If this was Harper's final game as a National, it was not a particularly memorable one. The Rockies, trying to clinch their first division title but at least force a Monday tiebreaker, burst out to a quick 4-0 lead behind homers from Nolan Arenado and Charlie Blackmon off Erick Fedde, given the starting assignment instead of Max Scherzer. They extended the lead to 7-0 when David Dahl belted a three-run homer off Tim Collins in the fifth. They piled on with back-to-back homers by Arenado and Trevor Story off Austin Voth in the seventh to make it 9-0.
And when Blackmon doubled home another run in the eighth to complete the ninth cycle in Rockies history - the first ever allowed by the Nationals - the sellout crowd of 47,833 here was in full celebration mode. By that point, with the Dodgers up two touchdowns in San Francisco, fans began chanting "Beat L.A.!"

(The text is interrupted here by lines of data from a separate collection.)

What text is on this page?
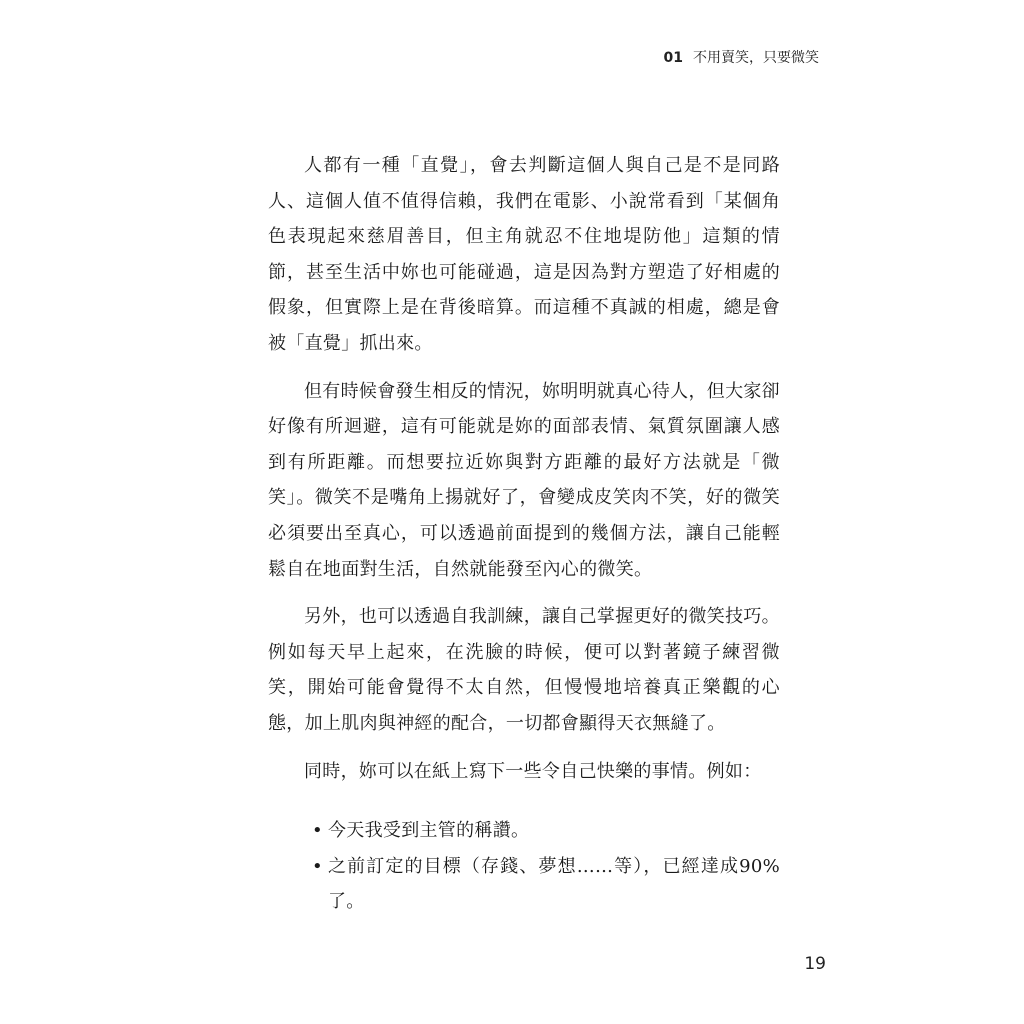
01 不用賣笑，只要微笑

人都有一種「直覺」，會去判斷這個人與自己是不是同路人、這個人值不值得信賴，我們在電影、小說常看到「某個角色表現起來慈眉善目，但主角就忍不住地堤防他」這類的情節，甚至生活中妳也可能碰過，這是因為對方塑造了好相處的假象，但實際上是在背後暗算。而這種不真誠的相處，總是會被「直覺」抓出來。

但有時候會發生相反的情況，妳明明就真心待人，但大家卻好像有所迴避，這有可能就是妳的面部表情、氣質氛圍讓人感到有所距離。而想要拉近妳與對方距離的最好方法就是「微笑」。微笑不是嘴角上揚就好了，會變成皮笑肉不笑，好的微笑必須要出至真心，可以透過前面提到的幾個方法，讓自己能輕鬆自在地面對生活，自然就能發至內心的微笑。

另外，也可以透過自我訓練，讓自己掌握更好的微笑技巧。例如每天早上起來，在洗臉的時候，便可以對著鏡子練習微笑，開始可能會覺得不太自然，但慢慢地培養真正樂觀的心態，加上肌肉與神經的配合，一切都會顯得天衣無縫了。

同時，妳可以在紙上寫下一些令自己快樂的事情。例如：

• 今天我受到主管的稱讚。
• 之前訂定的目標（存錢、夢想……等），已經達成90%了。
19
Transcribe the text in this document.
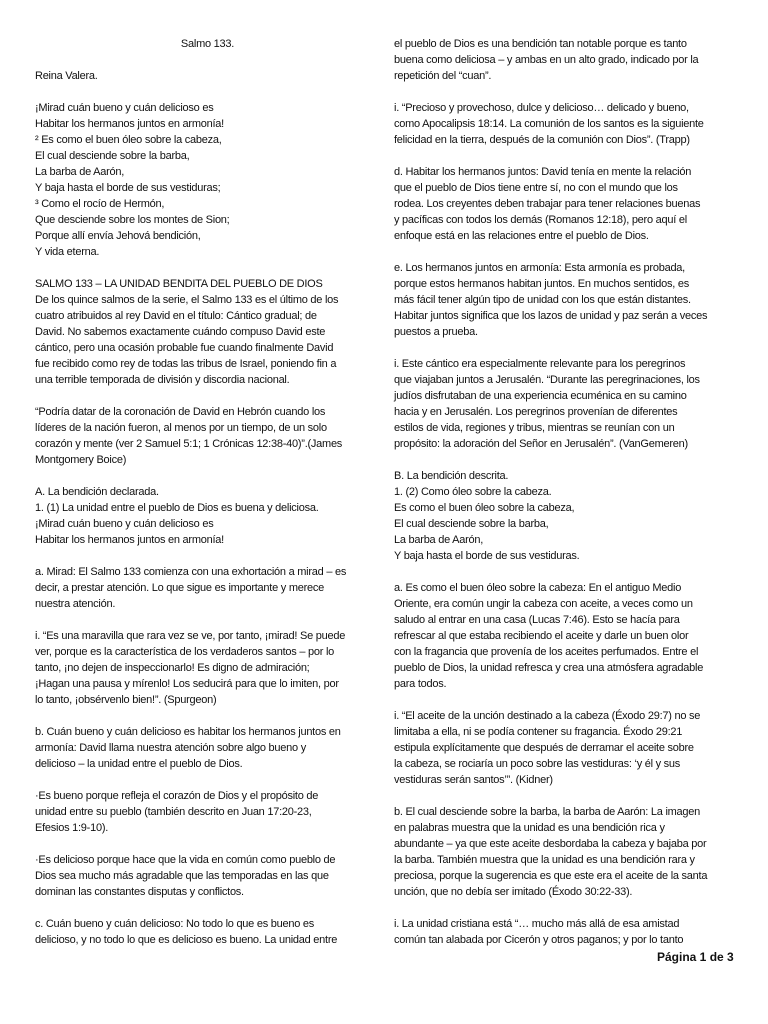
Salmo 133.
Reina Valera.
¡Mirad cuán bueno y cuán delicioso es
Habitar los hermanos juntos en armonía!
² Es como el buen óleo sobre la cabeza,
El cual desciende sobre la barba,
La barba de Aarón,
Y baja hasta el borde de sus vestiduras;
³ Como el rocío de Hermón,
Que desciende sobre los montes de Sion;
Porque allí envía Jehová bendición,
Y vida eterna.
SALMO 133 – LA UNIDAD BENDITA DEL PUEBLO DE DIOS
De los quince salmos de la serie, el Salmo 133 es el último de los
cuatro atribuidos al rey David en el título: Cántico gradual; de
David. No sabemos exactamente cuándo compuso David este
cántico, pero una ocasión probable fue cuando finalmente David
fue recibido como rey de todas las tribus de Israel, poniendo fin a
una terrible temporada de división y discordia nacional.
“Podría datar de la coronación de David en Hebrón cuando los
líderes de la nación fueron, al menos por un tiempo, de un solo
corazón y mente (ver 2 Samuel 5:1; 1 Crónicas 12:38-40)”.(James
Montgomery Boice)
A. La bendición declarada.
1. (1) La unidad entre el pueblo de Dios es buena y deliciosa.
¡Mirad cuán bueno y cuán delicioso es
Habitar los hermanos juntos en armonía!
a. Mirad: El Salmo 133 comienza con una exhortación a mirad – es
decir, a prestar atención. Lo que sigue es importante y merece
nuestra atención.
i. “Es una maravilla que rara vez se ve, por tanto, ¡mirad! Se puede
ver, porque es la característica de los verdaderos santos – por lo
tanto, ¡no dejen de inspeccionarlo! Es digno de admiración;
¡Hagan una pausa y mírenlo! Los seducirá para que lo imiten, por
lo tanto, ¡obsérvenlo bien!”. (Spurgeon)
b. Cuán bueno y cuán delicioso es habitar los hermanos juntos en
armonía: David llama nuestra atención sobre algo bueno y
delicioso – la unidad entre el pueblo de Dios.
·Es bueno porque refleja el corazón de Dios y el propósito de
unidad entre su pueblo (también descrito en Juan 17:20-23,
Efesios 1:9-10).
·Es delicioso porque hace que la vida en común como pueblo de
Dios sea mucho más agradable que las temporadas en las que
dominan las constantes disputas y conflictos.
c. Cuán bueno y cuán delicioso: No todo lo que es bueno es
delicioso, y no todo lo que es delicioso es bueno. La unidad entre
el pueblo de Dios es una bendición tan notable porque es tanto
buena como deliciosa – y ambas en un alto grado, indicado por la
repetición del “cuan”.
i. “Precioso y provechoso, dulce y delicioso… delicado y bueno,
como Apocalipsis 18:14. La comunión de los santos es la siguiente
felicidad en la tierra, después de la comunión con Dios”. (Trapp)
d. Habitar los hermanos juntos: David tenía en mente la relación
que el pueblo de Dios tiene entre sí, no con el mundo que los
rodea. Los creyentes deben trabajar para tener relaciones buenas
y pacíficas con todos los demás (Romanos 12:18), pero aquí el
enfoque está en las relaciones entre el pueblo de Dios.
e. Los hermanos juntos en armonía: Esta armonía es probada,
porque estos hermanos habitan juntos. En muchos sentidos, es
más fácil tener algún tipo de unidad con los que están distantes.
Habitar juntos significa que los lazos de unidad y paz serán a veces
puestos a prueba.
i. Este cántico era especialmente relevante para los peregrinos
que viajaban juntos a Jerusalén. “Durante las peregrinaciones, los
judíos disfrutaban de una experiencia ecuménica en su camino
hacia y en Jerusalén. Los peregrinos provenían de diferentes
estilos de vida, regiones y tribus, mientras se reunían con un
propósito: la adoración del Señor en Jerusalén”. (VanGemeren)
B. La bendición descrita.
1. (2) Como óleo sobre la cabeza.
Es como el buen óleo sobre la cabeza,
El cual desciende sobre la barba,
La barba de Aarón,
Y baja hasta el borde de sus vestiduras.
a. Es como el buen óleo sobre la cabeza: En el antiguo Medio
Oriente, era común ungir la cabeza con aceite, a veces como un
saludo al entrar en una casa (Lucas 7:46). Esto se hacía para
refrescar al que estaba recibiendo el aceite y darle un buen olor
con la fragancia que provenía de los aceites perfumados. Entre el
pueblo de Dios, la unidad refresca y crea una atmósfera agradable
para todos.
i. “El aceite de la unción destinado a la cabeza (Éxodo 29:7) no se
limitaba a ella, ni se podía contener su fragancia. Éxodo 29:21
estipula explícitamente que después de derramar el aceite sobre
la cabeza, se rociaría un poco sobre las vestiduras: ‘y él y sus
vestiduras serán santos’”. (Kidner)
b. El cual desciende sobre la barba, la barba de Aarón: La imagen
en palabras muestra que la unidad es una bendición rica y
abundante – ya que este aceite desbordaba la cabeza y bajaba por
la barba. También muestra que la unidad es una bendición rara y
preciosa, porque la sugerencia es que este era el aceite de la santa
unción, que no debía ser imitado (Éxodo 30:22-33).
i. La unidad cristiana está “… mucho más allá de esa amistad
común tan alabada por Cicerón y otros paganos; y por lo tanto
Página 1 de 3
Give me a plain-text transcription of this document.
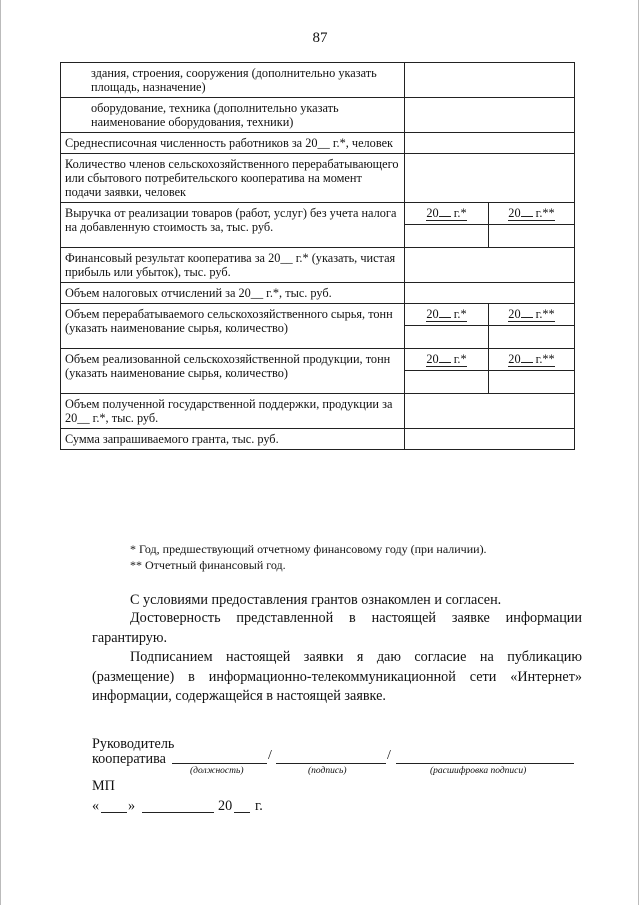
87
здания, строения, сооружения (дополнительно указать площадь, назначение)		
оборудование, техника (дополнительно указать наименование оборудования, техники)		
Среднесписочная численность работников за 20__ г.*, человек		
Количество членов сельскохозяйственного перерабатывающего или сбытового потребительского кооператива на момент подачи заявки, человек		
Выручка от реализации товаров (работ, услуг) без учета налога на добавленную стоимость за, тыс. руб.	20 г.*	20 г.**

Финансовый результат кооператива за 20__ г.* (указать, чистая прибыль или убыток), тыс. руб.		
Объем налоговых отчислений за 20__ г.*, тыс. руб.		
Объем перерабатываемого сельскохозяйственного сырья, тонн (указать наименование сырья, количество)	20 г.*	20 г.**

Объем реализованной сельскохозяйственной продукции, тонн (указать наименование сырья, количество)	20 г.*	20 г.**

Объем полученной государственной поддержки, продукции за 20__ г.*, тыс. руб.		
Сумма запрашиваемого гранта, тыс. руб.		
* Год, предшествующий отчетному финансовому году (при наличии).
** Отчетный финансовый год.
С условиями предоставления грантов ознакомлен и согласен.
Достоверность представленной в настоящей заявке информации гарантирую.
Подписанием настоящей заявки я даю согласие на публикацию (размещение) в информационно-телекоммуникационной сети «Интернет» информации, содержащейся в настоящей заявке.
Руководитель
кооператива	/	/
(должность)	(подпись)	(расшифровка подписи)
МП
« »	20 г.
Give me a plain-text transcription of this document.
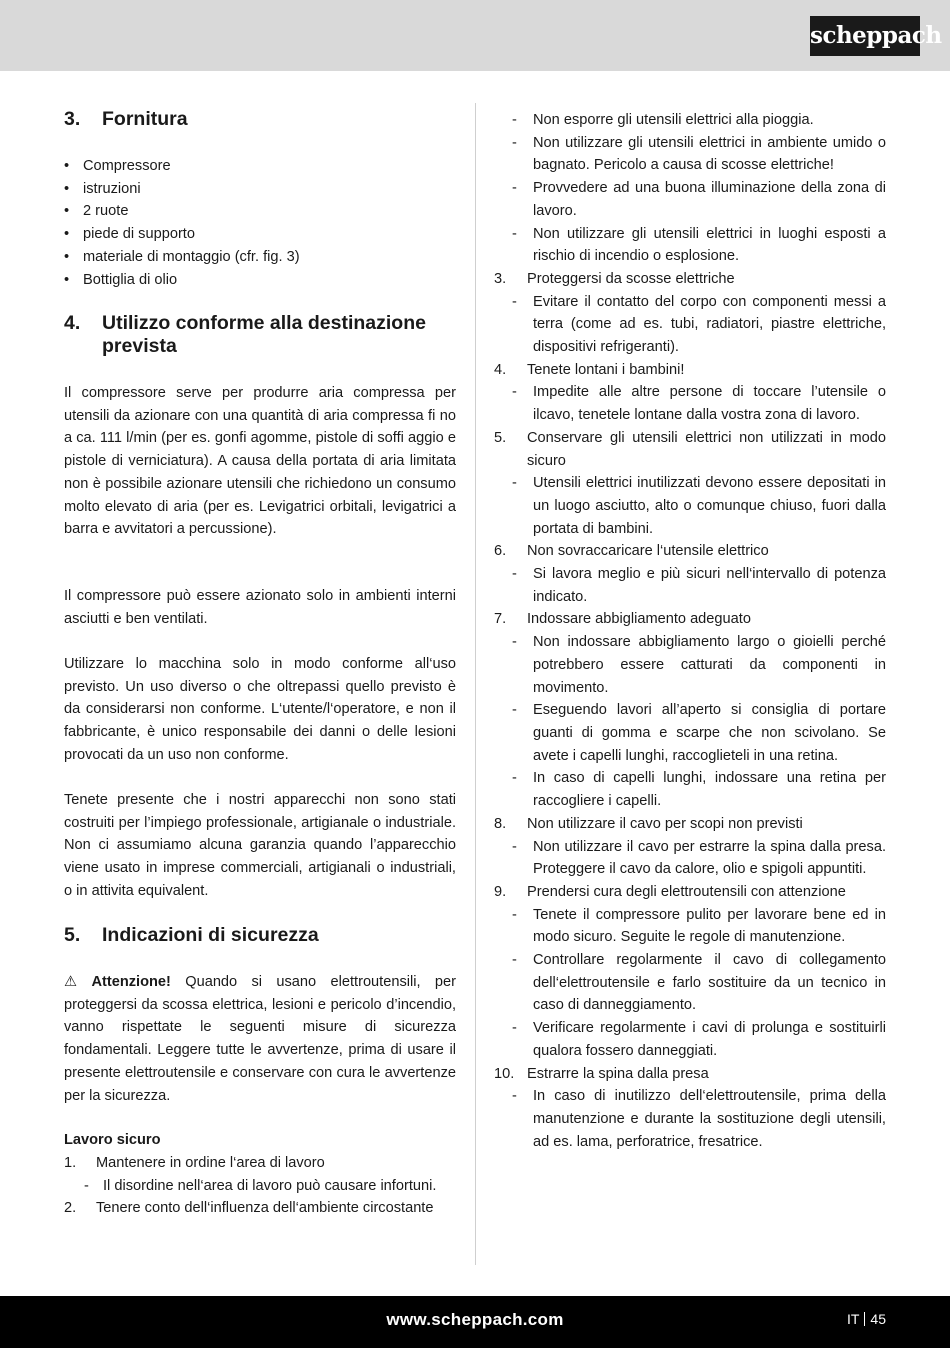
scheppach
3.	Fornitura
• Compressore
• istruzioni
• 2 ruote
• piede di supporto
• materiale di montaggio (cfr. fig. 3)
• Bottiglia di olio
4.	Utilizzo conforme alla destinazione
prevista

Il compressore serve per produrre aria compressa per utensili da azionare con una quantità di aria compressa fi no a ca. 111 l/min (per es. gonfi agomme, pistole di soffi aggio e pistole di verniciatura). A causa della portata di aria limitata non è possibile azionare utensili che richiedono un consumo molto elevato di aria (per es. Levigatrici orbitali, levigatrici a barra e avvitatori a percussione).

Il compressore può essere azionato solo in ambienti interni asciutti e ben ventilati.

Utilizzare lo macchina solo in modo conforme all‘uso previsto. Un uso diverso o che oltrepassi quello previsto è da considerarsi non conforme. L‘utente/l‘operatore, e non il fabbricante, è unico responsabile dei danni o delle lesioni provocati da un uso non conforme.

Tenete presente che i nostri apparecchi non sono stati costruiti per l’impiego professionale, artigianale o industriale. Non ci assumiamo alcuna garanzia quando l’apparecchio viene usato in imprese commerciali, artigianali o industriali, o in attivita equivalent.

5.	Indicazioni di sicurezza

⚠ Attenzione! Quando si usano elettroutensili, per proteggersi da scossa elettrica, lesioni e pericolo d’incendio, vanno rispettate le seguenti misure di sicurezza fondamentali. Leggere tutte le avvertenze, prima di usare il presente elettroutensile e conservare con cura le avvertenze per la sicurezza.

Lavoro sicuro
1.	Mantenere in ordine l‘area di lavoro
- Il disordine nell‘area di lavoro può causare infortuni.
2.	Tenere conto dell‘influenza dell‘ambiente circostante
-	Non esporre gli utensili elettrici alla pioggia.
-	Non utilizzare gli utensili elettrici in ambiente umido o bagnato. Pericolo a causa di scosse elettriche!
-	Provvedere ad una buona illuminazione della zona di lavoro.
-	Non utilizzare gli utensili elettrici in luoghi esposti a rischio di incendio o esplosione.
3.	Proteggersi da scosse elettriche
-	Evitare il contatto del corpo con componenti messi a terra (come ad es. tubi, radiatori, piastre elettriche, dispositivi refrigeranti).
4.	Tenete lontani i bambini!
-	Impedite alle altre persone di toccare l’utensile o ilcavo, tenetele lontane dalla vostra zona di lavoro.
5.	Conservare gli utensili elettrici non utilizzati in modo sicuro
-	Utensili elettrici inutilizzati devono essere depositati in un luogo asciutto, alto o comunque chiuso, fuori dalla portata di bambini.
6.	Non sovraccaricare l‘utensile elettrico
-	Si lavora meglio e più sicuri nell‘intervallo di potenza indicato.
7.	Indossare abbigliamento adeguato
-	Non indossare abbigliamento largo o gioielli perché potrebbero essere catturati da componenti in movimento.
-	Eseguendo lavori all’aperto si consiglia di portare guanti di gomma e scarpe che non scivolano. Se avete i capelli lunghi, raccoglieteli in una retina.
-	In caso di capelli lunghi, indossare una retina per raccogliere i capelli.
8.	Non utilizzare il cavo per scopi non previsti
-	Non utilizzare il cavo per estrarre la spina dalla presa. Proteggere il cavo da calore, olio e spigoli appuntiti.
9.	Prendersi cura degli elettroutensili con attenzione
-	Tenete il compressore pulito per lavorare bene ed in modo sicuro. Seguite le regole di manutenzione.
-	Controllare regolarmente il cavo di collegamento dell‘elettroutensile e farlo sostituire da un tecnico in caso di danneggiamento.
-	Verificare regolarmente i cavi di prolunga e sostituirli qualora fossero danneggiati.
10. Estrarre la spina dalla presa
-	In caso di inutilizzo dell‘elettroutensile, prima della manutenzione e durante la sostituzione degli utensili, ad es. lama, perforatrice, fresatrice.
www.scheppach.com	IT 45
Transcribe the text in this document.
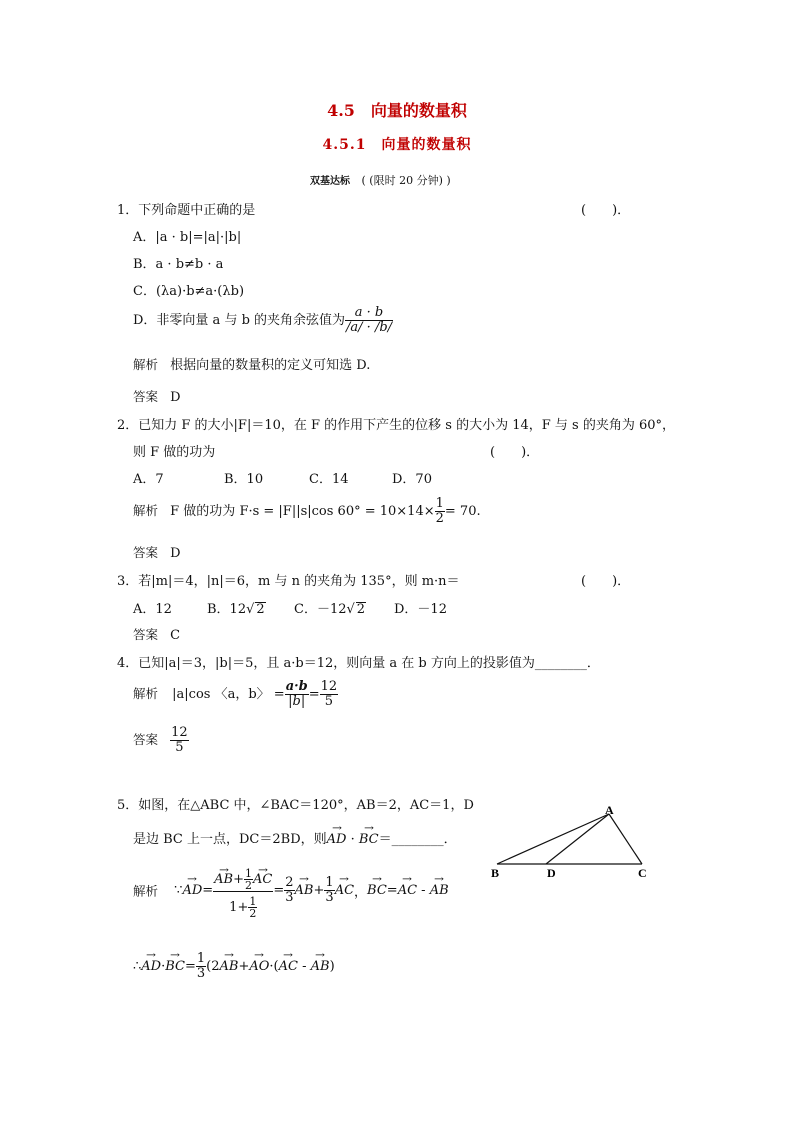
4.5　向量的数量积
4.5.1　向量的数量积
双基达标 ( (限时 20 分钟) )
1．下列命题中正确的是	(　　)．
A．|a · b|=|a|·|b|
B．a · b≠b · a
C．(λa)·b≠a·(λb)
D．非零向量 a 与 b 的夹角余弦值为 $\frac{a \cdot b}{/a/ \cdot /b/}$
解析 根据向量的数量积的定义可知选 D.
答案 D
2．已知力 F 的大小|F|＝10，在 F 的作用下产生的位移 s 的大小为 14，F 与 s 的夹角为 60°，
则 F 做的功为	(　　)．
A．7	B．10	C．14	D．70
解析 F 做的功为 F·s = |F||s|cos $60^\circ = 10\times 14\times \frac{1}{2} = 70$.
答案 D
3．若|m|＝4，|n|＝6，m 与 n 的夹角为 135°，则 m·n＝	(　　)．
A．12	B．12√ 2 C．－12√ 2 D．－12
答案 C
4．已知|a|＝3，|b|＝5，且 a·b＝12，则向量 a 在 b 方向上的投影值为________．
解析 |a|cos 〈a，b〉 = $\frac{a\cdot b}{|b|} = \frac{12}{5}$
答案 $\frac{12}{5}$
5．如图，在△ABC 中，∠BAC＝120°，AB＝2，AC＝1，D
是边 BC 上一点，DC＝2BD，则→ AD · → BC＝________．
A
B	D	C
解析 ∵→ AD=
→ $AB+ \frac{1}{2}$
→ AC
$1+ \frac{1}{2} = \frac{2}{3}$
→ $AB+ \frac{1}{3}$
→ AC，→ BC=→ AC - → AB
∴→ $AD\cdot\to BC= \frac{1}{3} (2\to AB+\to AO\cdot(\to$ AC - → AB)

"It's tough," said first-year manager Davey Martinez, who inherited a 95-win team and wound up 82-80, eight games back in the NL East. "You don't ever want to lose, but I thought Voth threw the ball really well. He gave up the two homers, but I thought he threw the ball well. Fedde just made a couple mistakes, but other than that, he threw the ball OK. It stinks losing. We never want to lose."
Harper could only watch it unfold from his position in right field and wait to see if he would get another at-bat. He had grounded into a double play in the first, doubled to left-center in the fourth and then slumped back to the dugout after getting rung up by Hunter Wendelstedt after back-to-back borderline pitches on the outside corner in the seventh.
At that moment, he wasn't guaranteed another chance to bat. His teammates, though, mustered up just enough offense to ensure Harper would hit one more time.
He stepped up with one out and nobody on in the ninth, worked the count to 2-2 against Chris Rusin, then ripped the lefty's curveball down the right field line for his second double of the day, his 34th of the season. He finished with 34 homers, 100 RBIs, 103 runs, a .249 batting average, an .889 OPS and no playoff appearance.
"He handled it really well," Martinez said. "Obviously, he wanted to play, and he wanted to finish it out. That's a testament to who he is. He didn't want to get taken out of the game. He wanted to stay in the whole game. If it is his last at-bat, he ended off on a good one. Hopefully, it's not."
Thus concluded Harper's 927th game as a member of the Nationals. It's the same number of games Ian Desmond, who was in the park today at first base for the Rockies, played for the Nats from 2009-15. Only Ryan Zimmerman, sitting on the bench today with a franchise-record 1,637 career games, has ever donned the curly W cap more times.
Will there be a 928th game for Harper in Washington? The two sides are now officially on the clock.
"As a team, I think it's a bright future, of course," he said. "We've got a chance to win a World Series, then I'm all about it."